What is the better way to change the percentages of the training and the testing during the splitting process?

49 views Asked by At

With using the PCA technique and the Yale database, I'm trying to work on face recognition within Matlab by randomly splitting the training process to 20% and the testing process to 80%. It is given an

Index in position 2 exceeds array bounds (must not exceed 29)

error. The following is the code, hoping to get help:

dataset = load('yale_FaceDataset.mat');

trainSz = round(dataset.samples*0.2);
testSz = round(dataset.samples*0.8);

trainSetCell = cell(1,trainSz*dataset.classes);
testSetCell = cell(1,testSz*dataset.classes);

j = 1;
k = 1;
m = 1;
for i = 1:dataset.classes
    % training set
    trainSetCell(k:k+trainSz-1) = dataset.images(j:j+trainSz-1);
    trainLabels(k:k+trainSz-1) = dataset.labels(j:j+trainSz-1);
    k = k+trainSz;
    % test set
    testSetCell(m:m+testSz-1) = dataset.images(j+trainSz:j+dataset.samples-1);
    testLabels(m:m+testSz-1) = dataset.labels(j+trainSz:j+dataset.samples-1);
    m = m+testSz;
    j = j+dataset.samples;
end
% convert the data from a cell into a matrix format
numImgs = length(trainSetCell);
trainSet = zeros(numImgs,numel(trainSetCell{1}));
for i = 1:numImgs
    trainSet(i,:) = reshape(trainSetCell{i},[],1);
end
numImgs = length(testSetCell);

testSet = zeros(numImgs,numel(testSetCell{1}));
for i = 1:numImgs
    testSet(i,:) = reshape(testSetCell{i},[],1);
end


%% applying PCA
% compute the mean face
mu = mean(trainSet)';

% centre the training data
trainSet = trainSet - (repmat(mu,1,size(trainSet,1)))';

% generate the eigenfaces(features of the training set)
eigenfaces = pca(trainSet);

% set the number of principal components
Ncomponents = 100;

% Out of the generated components, we keep "Ncomponents"
eigenfaces = eigenfaces(:,1:Ncomponents);

% generate training features
trainFeatures = eigenfaces' * trainSet';

% Subspace projection
% centre features
testSet = testSet - (repmat(mu,1,size(testSet,1)))';

% subspace projection
testFeatures = inv(eigenfaces'*eigenfaces) * eigenfaces' * testSet';

mdl = fitcdiscr(trainFeatures',trainLabels);
labels = predict(mdl,testFeatures');


% find the images that were recognised and their respect. labels
correctRec = find(testLabels == labels');
correctLabels = labels(correctRec);

% find the images that were NOT recognised and their respect. labels
falseRec = find(testLabels ~= labels');
falseLabels = labels(falseRec);


% compute and display the recognition rate
result = length(correctRec)/length(testLabels)*100;
fprintf('The recognition rate is: %0.3f \n',result);

% divide the images into : recognised and unrecognised
correctTest = testSetCell(correctRec);
falseTest = testSetCell(falseRec);

% display some recognised samples and their respective labels
imgshow(correctTest(1:8),correctLabels(1:8));

% display all unrecognised samples and their respective labels
imgshow(falseTest(1:length(falseTest)), falseLabels(1:length(falseTest)));

1

There are 1 answers

0
Max On

it would be nice, if you provide also the line-number and the full message of the error and if you would strip your code to the essential. I guess, the PCA-stuff is not necessary here, as the error is raised probably in your loop. That is because you are incrementing j by j = j+dataset.samples; and take this in the next loop-set for indexing j:j+trainSz-1, which now must exceed dataset.samples...
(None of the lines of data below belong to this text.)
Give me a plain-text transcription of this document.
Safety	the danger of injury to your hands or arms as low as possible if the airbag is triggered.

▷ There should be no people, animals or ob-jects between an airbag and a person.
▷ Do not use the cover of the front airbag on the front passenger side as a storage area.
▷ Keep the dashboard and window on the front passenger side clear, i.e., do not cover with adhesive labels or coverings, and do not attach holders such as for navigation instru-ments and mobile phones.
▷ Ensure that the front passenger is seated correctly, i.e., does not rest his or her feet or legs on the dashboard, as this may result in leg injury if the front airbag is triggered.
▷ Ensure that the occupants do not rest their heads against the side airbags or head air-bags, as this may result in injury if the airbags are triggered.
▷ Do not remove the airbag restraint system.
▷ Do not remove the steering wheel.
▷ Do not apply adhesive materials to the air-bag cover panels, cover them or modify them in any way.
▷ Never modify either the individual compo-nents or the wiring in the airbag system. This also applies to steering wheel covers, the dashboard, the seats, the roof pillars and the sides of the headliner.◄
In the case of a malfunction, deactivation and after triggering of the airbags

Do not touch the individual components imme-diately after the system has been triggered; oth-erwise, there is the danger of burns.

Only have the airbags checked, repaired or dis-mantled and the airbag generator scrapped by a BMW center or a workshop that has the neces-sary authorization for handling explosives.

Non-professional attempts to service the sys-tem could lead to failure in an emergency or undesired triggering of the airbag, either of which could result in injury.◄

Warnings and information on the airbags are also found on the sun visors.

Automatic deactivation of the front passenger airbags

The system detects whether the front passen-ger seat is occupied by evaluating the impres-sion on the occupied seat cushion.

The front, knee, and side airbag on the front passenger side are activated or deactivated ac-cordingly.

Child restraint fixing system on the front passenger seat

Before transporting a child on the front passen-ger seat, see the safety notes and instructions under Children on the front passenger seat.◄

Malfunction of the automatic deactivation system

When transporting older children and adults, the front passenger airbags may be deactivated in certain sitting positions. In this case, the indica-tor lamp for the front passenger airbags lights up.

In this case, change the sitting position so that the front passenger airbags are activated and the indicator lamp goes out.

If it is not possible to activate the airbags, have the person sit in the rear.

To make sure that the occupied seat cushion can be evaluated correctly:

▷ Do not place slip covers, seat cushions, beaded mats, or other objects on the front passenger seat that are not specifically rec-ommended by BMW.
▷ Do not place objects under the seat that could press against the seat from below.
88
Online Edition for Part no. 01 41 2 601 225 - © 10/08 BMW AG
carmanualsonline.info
Nevertheless, there is no randomness in the indexing. It is easiest if you use the built-in cvpartition-function:

% split data 
cvp = cvpartition(Lbl,'HoldOut',.2);
lgTrn = cvp.training;
lgTst = cvp.test;

You may provide the number of classes as first input (Lbl in this case) or the actual class vector to let cvpartition pick random subsets that reflect the original distribution of the individual classes.